Une «stratégie très agressive» est en place pour tenter de stopper la propagation de Covid-19 dans divers quartiers périphériques de Lisbonne, tous socialement défavorisés.

Comme les informations ont été expliquées ces derniers jours, la situation dans diverses banlieues de la capitale est préoccupante.

C'est la raison pour laquelle le gouvernement a refusé d'autoriser la réouverture des centres commerciaux de la région cette semaine (une décision finale de réouverture est attendue jeudi). C’est la raison pour laquelle divers cafés du Bairro da Jamaica ont été fermés ce week-end, et c’est la raison de l’appel lancé par le président Marcelo – encore au cours du week-end – pour que les jeunes évitent les «grandes congrégations».

Tout comme les messages des autorités ont été pris en compte par la majorité de la population portugaise, les jeunes de toutes les régions ont pris des risques. Il y a eu des fêtes et des rassemblements impromptus. Même en Algarve, un «parti de déconfinement» a conduit à au moins une nouvelle infection.

Mais, comme l'a souligné le directeur de la santé, Graça Freitas, ces nouvelles infections n'ont pas affecté le nombre de personnes hospitalisées / en soins intensifs, ni même les taux de mortalité.

Les décès sont assez «statiques» chaque jour chez les jeunes adolescents et ont tendance à venir dans les groupes plus âgés – en particulier pour les victimes souffrant de problèmes de santé sous-jacents.

Ainsi, pour l'instant, la réponse a été testée en masse. Les autorités ont la capacité de tester jusqu'à 7 000 personnes par jour, et au moment de la rédaction du présent document, l'augmentation du nombre de tests ne se traduisait pas par une augmentation du nombre de cas positifs.

Selon Graça Freitas mardi, seulement 4% des tests dans des domaines spécifiques montraient des «positifs» pour l'infection Covid-19, ce qui a aidé à calmer les inquiétudes des autorités.

Néanmoins, la région de Lisbonne / Vale do Tejo reste la région où la plupart des cas (2 447) dépassent de loin les régions du nord (qui a également été le foyer d'infections) d'environ 1 000.

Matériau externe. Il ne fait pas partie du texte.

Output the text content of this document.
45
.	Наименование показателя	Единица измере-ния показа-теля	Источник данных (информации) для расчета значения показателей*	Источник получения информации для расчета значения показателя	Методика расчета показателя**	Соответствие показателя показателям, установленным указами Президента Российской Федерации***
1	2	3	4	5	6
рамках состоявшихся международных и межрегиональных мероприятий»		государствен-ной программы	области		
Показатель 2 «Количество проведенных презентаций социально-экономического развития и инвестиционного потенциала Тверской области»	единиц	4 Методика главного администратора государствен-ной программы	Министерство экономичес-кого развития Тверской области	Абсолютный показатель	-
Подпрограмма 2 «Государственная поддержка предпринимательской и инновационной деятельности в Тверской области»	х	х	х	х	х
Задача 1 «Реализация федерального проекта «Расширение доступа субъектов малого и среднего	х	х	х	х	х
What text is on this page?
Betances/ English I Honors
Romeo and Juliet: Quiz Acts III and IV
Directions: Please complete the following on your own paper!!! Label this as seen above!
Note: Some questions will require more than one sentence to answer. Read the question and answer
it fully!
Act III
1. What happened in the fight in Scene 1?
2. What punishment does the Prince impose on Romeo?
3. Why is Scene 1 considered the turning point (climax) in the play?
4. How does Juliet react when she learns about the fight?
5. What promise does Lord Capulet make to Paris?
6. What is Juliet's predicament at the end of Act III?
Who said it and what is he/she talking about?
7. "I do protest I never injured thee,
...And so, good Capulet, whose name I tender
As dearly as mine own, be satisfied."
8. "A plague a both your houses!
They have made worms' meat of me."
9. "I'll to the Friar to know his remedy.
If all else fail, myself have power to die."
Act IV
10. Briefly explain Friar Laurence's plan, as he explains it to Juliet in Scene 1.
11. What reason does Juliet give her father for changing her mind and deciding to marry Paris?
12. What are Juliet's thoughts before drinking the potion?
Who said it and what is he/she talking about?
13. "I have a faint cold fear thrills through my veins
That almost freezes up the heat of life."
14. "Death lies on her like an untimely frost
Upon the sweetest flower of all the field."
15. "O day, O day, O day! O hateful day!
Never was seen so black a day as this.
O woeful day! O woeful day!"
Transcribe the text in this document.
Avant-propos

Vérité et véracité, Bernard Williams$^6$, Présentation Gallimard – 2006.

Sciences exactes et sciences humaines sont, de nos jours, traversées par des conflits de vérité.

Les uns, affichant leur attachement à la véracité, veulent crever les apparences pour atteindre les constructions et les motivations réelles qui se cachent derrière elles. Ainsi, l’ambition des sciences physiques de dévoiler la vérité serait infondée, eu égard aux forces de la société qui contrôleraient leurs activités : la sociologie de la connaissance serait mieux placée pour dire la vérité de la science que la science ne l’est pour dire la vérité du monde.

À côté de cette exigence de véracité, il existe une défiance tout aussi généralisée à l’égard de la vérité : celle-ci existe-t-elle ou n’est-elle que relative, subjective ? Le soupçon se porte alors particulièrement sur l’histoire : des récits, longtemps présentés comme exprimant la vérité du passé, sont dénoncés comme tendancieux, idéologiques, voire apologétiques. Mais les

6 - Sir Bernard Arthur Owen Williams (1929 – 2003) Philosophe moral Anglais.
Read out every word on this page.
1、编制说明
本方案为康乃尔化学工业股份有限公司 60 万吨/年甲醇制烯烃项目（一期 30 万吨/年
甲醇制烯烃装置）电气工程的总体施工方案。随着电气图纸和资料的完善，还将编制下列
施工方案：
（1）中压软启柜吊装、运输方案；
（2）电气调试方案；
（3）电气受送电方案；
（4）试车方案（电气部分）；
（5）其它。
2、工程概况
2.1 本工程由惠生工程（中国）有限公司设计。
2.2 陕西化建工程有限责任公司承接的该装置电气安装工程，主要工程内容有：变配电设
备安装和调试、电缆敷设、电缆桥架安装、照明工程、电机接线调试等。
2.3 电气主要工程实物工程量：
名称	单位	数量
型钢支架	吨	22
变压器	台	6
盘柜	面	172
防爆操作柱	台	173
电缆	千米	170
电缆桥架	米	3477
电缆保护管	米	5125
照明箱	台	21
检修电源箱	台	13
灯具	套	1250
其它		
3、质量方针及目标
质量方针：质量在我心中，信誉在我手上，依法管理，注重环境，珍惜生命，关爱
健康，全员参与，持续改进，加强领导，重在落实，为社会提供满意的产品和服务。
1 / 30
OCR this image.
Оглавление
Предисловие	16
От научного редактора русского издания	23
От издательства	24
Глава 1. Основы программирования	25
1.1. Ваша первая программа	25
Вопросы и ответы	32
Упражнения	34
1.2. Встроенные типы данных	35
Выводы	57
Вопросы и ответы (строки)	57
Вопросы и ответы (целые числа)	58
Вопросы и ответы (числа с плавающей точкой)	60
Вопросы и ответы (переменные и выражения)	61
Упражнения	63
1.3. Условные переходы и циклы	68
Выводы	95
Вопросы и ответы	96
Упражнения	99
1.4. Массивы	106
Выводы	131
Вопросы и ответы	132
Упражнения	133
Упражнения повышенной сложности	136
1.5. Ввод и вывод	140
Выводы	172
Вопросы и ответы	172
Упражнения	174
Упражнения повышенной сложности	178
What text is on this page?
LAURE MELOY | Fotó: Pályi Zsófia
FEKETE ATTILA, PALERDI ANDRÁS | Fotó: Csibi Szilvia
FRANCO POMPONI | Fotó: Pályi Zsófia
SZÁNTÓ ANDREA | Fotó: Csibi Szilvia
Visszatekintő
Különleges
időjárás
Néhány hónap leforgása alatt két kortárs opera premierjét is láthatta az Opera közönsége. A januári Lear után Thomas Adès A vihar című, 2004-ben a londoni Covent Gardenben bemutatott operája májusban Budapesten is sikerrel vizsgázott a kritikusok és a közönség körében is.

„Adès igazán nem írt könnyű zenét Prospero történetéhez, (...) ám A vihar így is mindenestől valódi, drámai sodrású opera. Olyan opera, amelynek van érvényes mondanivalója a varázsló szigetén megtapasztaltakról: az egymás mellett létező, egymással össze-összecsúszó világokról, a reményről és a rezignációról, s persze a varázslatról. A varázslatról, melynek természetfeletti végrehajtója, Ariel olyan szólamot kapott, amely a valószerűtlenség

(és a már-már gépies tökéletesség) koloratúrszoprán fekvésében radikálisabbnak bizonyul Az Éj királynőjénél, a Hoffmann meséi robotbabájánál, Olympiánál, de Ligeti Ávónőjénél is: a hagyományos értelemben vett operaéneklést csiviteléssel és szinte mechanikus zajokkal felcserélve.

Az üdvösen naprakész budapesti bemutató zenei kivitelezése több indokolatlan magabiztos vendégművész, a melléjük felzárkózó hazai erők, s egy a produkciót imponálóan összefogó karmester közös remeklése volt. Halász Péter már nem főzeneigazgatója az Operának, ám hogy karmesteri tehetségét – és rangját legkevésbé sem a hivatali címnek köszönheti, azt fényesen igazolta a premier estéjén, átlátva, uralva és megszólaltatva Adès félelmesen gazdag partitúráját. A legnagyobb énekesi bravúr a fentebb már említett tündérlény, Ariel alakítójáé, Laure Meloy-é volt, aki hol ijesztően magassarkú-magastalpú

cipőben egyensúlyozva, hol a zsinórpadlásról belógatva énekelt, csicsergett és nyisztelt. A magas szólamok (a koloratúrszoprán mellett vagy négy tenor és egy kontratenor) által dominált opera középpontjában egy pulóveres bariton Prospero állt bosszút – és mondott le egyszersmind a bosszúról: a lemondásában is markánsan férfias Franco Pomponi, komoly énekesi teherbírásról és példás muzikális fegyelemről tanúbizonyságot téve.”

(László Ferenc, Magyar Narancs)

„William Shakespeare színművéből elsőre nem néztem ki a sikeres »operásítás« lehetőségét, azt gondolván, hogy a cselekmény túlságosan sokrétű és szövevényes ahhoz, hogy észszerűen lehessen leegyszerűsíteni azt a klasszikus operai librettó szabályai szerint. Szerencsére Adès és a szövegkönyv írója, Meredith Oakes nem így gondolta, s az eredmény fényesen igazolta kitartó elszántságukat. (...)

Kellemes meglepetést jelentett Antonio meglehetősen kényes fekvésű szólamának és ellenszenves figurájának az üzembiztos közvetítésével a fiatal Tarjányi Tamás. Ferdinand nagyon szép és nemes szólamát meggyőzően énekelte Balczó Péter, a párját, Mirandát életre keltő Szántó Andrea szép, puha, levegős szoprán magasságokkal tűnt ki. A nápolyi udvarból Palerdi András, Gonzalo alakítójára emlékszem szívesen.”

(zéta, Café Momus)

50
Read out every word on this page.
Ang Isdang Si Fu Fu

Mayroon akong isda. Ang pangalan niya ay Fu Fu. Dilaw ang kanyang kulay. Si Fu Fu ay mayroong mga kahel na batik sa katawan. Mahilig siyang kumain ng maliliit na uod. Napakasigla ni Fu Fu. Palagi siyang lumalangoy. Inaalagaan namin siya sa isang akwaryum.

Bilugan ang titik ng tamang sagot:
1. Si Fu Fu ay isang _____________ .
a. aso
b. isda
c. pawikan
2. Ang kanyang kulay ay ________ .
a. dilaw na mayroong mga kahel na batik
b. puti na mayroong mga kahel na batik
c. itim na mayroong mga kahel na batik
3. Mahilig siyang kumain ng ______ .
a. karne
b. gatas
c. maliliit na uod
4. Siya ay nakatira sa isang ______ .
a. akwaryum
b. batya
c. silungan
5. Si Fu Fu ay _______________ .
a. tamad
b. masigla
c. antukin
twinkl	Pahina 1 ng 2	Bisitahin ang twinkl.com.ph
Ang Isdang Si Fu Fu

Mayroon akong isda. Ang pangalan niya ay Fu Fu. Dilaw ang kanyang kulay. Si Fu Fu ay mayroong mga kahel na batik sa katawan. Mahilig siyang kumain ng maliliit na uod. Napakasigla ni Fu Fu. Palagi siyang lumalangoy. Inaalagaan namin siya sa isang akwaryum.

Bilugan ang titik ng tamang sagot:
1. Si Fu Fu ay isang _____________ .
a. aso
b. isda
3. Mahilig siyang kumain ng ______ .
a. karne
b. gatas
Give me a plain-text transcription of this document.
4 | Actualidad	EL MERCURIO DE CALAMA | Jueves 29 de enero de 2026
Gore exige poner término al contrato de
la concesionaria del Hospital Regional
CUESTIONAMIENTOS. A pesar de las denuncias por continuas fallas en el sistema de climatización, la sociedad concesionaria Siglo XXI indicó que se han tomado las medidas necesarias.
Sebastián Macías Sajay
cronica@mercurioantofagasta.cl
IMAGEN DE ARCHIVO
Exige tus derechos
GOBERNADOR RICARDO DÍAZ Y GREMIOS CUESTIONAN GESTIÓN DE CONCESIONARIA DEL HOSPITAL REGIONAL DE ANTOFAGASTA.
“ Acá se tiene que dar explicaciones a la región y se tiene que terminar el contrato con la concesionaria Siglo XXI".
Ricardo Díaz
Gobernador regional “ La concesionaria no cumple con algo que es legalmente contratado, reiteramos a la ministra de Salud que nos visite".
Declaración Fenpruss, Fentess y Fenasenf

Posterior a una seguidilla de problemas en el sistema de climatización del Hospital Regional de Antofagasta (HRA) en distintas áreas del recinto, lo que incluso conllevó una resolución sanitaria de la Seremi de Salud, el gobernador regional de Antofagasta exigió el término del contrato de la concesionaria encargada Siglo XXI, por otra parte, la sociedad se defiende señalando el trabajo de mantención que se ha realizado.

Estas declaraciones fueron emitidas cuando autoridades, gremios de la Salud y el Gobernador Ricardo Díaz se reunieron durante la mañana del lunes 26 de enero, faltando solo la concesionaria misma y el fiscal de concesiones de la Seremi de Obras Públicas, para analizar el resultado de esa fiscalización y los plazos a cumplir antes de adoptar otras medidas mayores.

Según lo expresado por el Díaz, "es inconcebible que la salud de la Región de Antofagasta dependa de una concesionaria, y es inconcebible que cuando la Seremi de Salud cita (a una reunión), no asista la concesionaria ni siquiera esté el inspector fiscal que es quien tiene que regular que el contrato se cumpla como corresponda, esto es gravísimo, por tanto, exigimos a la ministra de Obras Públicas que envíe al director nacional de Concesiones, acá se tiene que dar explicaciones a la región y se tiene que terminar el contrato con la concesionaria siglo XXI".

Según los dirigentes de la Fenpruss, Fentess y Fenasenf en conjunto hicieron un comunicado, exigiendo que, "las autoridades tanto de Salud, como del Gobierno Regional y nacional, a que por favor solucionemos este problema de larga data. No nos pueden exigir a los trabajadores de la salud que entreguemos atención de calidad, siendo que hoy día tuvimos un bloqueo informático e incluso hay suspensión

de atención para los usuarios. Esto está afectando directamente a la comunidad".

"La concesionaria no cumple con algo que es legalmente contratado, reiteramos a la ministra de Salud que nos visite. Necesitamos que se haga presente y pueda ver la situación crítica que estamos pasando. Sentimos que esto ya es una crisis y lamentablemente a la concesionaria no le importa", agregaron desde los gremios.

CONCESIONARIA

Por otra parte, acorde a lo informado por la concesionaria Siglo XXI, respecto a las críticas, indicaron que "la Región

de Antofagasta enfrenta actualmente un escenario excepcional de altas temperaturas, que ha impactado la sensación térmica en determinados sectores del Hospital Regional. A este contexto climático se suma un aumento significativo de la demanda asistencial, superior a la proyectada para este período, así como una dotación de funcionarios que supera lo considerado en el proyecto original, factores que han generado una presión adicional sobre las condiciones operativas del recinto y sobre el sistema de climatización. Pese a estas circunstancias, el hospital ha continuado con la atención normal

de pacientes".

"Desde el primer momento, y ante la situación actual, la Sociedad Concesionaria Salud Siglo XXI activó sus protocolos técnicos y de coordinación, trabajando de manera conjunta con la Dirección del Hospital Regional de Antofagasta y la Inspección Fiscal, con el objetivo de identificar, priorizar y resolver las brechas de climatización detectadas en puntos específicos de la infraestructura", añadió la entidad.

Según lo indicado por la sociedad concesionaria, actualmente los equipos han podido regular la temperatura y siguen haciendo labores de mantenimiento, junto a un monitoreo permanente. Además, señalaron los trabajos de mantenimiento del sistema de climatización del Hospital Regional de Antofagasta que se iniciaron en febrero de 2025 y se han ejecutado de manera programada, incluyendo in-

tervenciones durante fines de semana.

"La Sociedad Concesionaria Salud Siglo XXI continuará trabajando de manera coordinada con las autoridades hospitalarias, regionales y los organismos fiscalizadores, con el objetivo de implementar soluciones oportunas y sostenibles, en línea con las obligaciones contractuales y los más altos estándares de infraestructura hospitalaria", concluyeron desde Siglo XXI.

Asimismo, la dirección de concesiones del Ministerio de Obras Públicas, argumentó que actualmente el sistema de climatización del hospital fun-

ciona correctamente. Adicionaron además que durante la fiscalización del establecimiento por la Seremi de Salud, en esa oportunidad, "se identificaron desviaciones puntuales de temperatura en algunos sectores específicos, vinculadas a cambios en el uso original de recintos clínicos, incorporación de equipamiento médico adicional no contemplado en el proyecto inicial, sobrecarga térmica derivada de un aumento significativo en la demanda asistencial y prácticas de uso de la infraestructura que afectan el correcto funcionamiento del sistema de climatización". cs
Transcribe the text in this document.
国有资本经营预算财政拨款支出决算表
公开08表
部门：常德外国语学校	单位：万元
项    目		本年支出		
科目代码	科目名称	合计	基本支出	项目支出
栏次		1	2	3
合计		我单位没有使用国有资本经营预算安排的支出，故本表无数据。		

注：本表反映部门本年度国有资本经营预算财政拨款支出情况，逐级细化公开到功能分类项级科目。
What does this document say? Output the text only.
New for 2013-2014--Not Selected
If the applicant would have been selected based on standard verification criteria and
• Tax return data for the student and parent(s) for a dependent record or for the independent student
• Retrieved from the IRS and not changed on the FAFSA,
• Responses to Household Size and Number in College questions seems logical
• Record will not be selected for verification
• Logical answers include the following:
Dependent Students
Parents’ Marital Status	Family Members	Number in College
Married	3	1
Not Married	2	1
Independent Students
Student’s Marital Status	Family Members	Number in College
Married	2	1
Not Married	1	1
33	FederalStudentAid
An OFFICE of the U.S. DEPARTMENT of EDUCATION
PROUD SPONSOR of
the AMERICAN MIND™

Bénéficiant d'éloges internationaux considérables pour la manière dont il gère la pandémie, le Portugal a encore du chemin à parcourir.

Graça Freitas accepte que «ce que nous faisons aujourd'hui ne verra pas de résultats demain. Nous savons qu'il y aura encore des gens en train d'incuber la maladie. Après l'apparition de ces nouveaux cas, des personnes afficheront activement le virus au cours des 14 prochains jours. Tout cela devra être accompagné ».

Le reste du pays est moins problématique: l'Alentejo et l'Algarve «n'ont que de très petites flambées», le Centre du pays a des cas «localisés»; Madère et les Açores enregistrent uniquement une «transmission sporadique».

Pour le moment, une application de suivi des contacts n'est pas envisagée. Si une deuxième vague venait à frapper, cela pourrait changer.

Avec presque tout le pays «de retour au travail» maintenant, les boîtes de nuit et les bars sont le seul secteur encore en «lock-out».

Mettant en garde qu’elles ne peuvent pas survivre ainsi, les entreprises ont été stupéfaites par l’admission récente du Premier ministre selon laquelle la réouverture cet été pourrait ne pas être une option.